Epitáfio a um capricho morto

Amei Não QUEM busquei, Mas o que achei. O mesmo acaso Que nos cruzou, Nos separou. Assim O fim Estava em mim, Túmulo e berço Do sempre engano Par'onde vou.

Triste, a paisagem tem ciprestes só

Triste, a paisagem tem ciprestes só. Órbitas cegas, de chorar por água, Os tanques estancam sua sede em pó E o seu silêncio enche o jardim de mágoa. Ao buxo, há muito que ninguém dá norma, Só répteis amam, no caramanchel. E o velho fauno branco, hoje sem forma, Envolto d'hera, toma a cor do fel. Galgos, cisnes, pavões, festivas flores, Tudo se foi. No vácuo, o tempo escorre.
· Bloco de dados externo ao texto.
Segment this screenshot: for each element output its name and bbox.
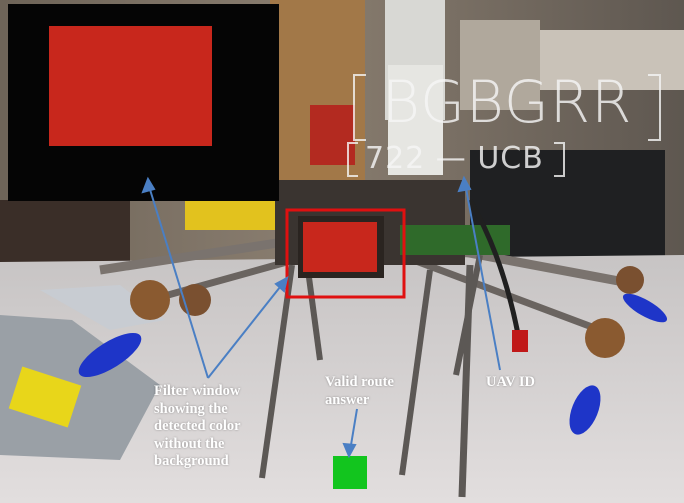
landing-leg-5 [453,254,483,376]
red-connector [512,330,528,352]
white-fridge-lower [388,65,443,175]
landing-leg-1 [259,264,295,479]
hud-bracket-left [353,74,366,141]
detection-bounding-box [285,208,406,299]
blue-propeller-back [622,293,668,323]
caption-line: Filter window [154,383,241,399]
caption-line: detected color [154,418,241,434]
valid-route-caption: Valid route answer [325,374,394,409]
drone-arm-right-lower [398,251,602,334]
uav-id-caption: UAV ID [486,374,536,390]
background-floor-left [0,200,130,270]
landing-leg-2 [305,269,323,361]
valid-route-indicator [333,456,367,489]
arrow-uav-id-head [457,175,472,193]
battery-label [8,366,82,428]
motor-right-2 [616,266,644,294]
wooden-cabinet [270,0,365,200]
arrow-uav-id [464,182,501,371]
arrow-bounding-box-head [274,276,289,293]
hud-id-bracket-right [554,142,565,177]
caption-line: background [154,453,229,469]
annotation-arrows [141,175,501,459]
caption-line: without the [154,435,225,452]
caption-line: Valid route [325,374,394,390]
hud-uav-id: 722 — UCB [365,141,544,176]
motor-right [585,318,625,358]
background-shelf [460,20,540,110]
hud-color-code: BGBGRR [382,68,633,136]
arrow-filter-window [147,182,209,379]
motor-left [130,280,170,320]
arrow-valid-route-head [342,442,357,459]
color-marker [303,222,377,272]
blue-propeller-right [569,385,601,435]
hud-id-bracket-left [347,142,358,177]
cable [467,198,523,346]
yellow-object [185,200,275,230]
hud-bracket-right [648,74,661,141]
caption-line: answer [325,391,370,408]
arrow-filter-window-head [141,176,156,194]
landing-leg-3 [399,269,433,476]
blue-propeller-left [78,332,142,378]
filter-detected-color-patch [49,26,212,146]
arrow-bounding-box [207,281,285,379]
filter-window-caption: Filter window showing the detected color… [154,383,241,471]
caption-line: showing the [154,400,228,417]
Folha arrastada aos vergéis exteriores, Transposto o muro, inda que verde morre.

Esboço para a invenção de uma poetisa

De que me serviram as tranças, Minha mãe, com que sonhavas Conservar-me a inocência Que eu não tinha? Para quê a vigilância Das leituras que eu fizesse Que eu fizesse e que eu faria No prazer entrecortado Do pecado vigiado? Que é do marido perfeito, Feito dos restos do outro Que sonhaste E não achaste E julgaste que me estava reservado? Onde estão a segurança, O sossego, a plenitude Da mulher que fabricaste Como quem põe a pousada Na paisagem da altitude? De que serviu tanta hora A guiar-me, A desviar-me, Senão também, Minha mãe! Para que eu misto de esperança E, como tu, de vingança Não deixasse Que a filha da minha carne As suas tranças cortasse, Sua leitura escolhesse, E com firmeza afastasse O marido que eu lhe desse.

No princípio, só a vida existia

No princípio, só a vida existia; O mundo era o que havia Ao alcance da vida... E mais nada. Tudo era certo, simples, claro. Quando o passado passar (E passará, porque o passado é hoje) E o futuro vier (E há-de vir, porque o futuro é hoje), Então, sim; há-de saber-se tudo E tudo será certo, simples, claro. Eu, porém, não sei nada.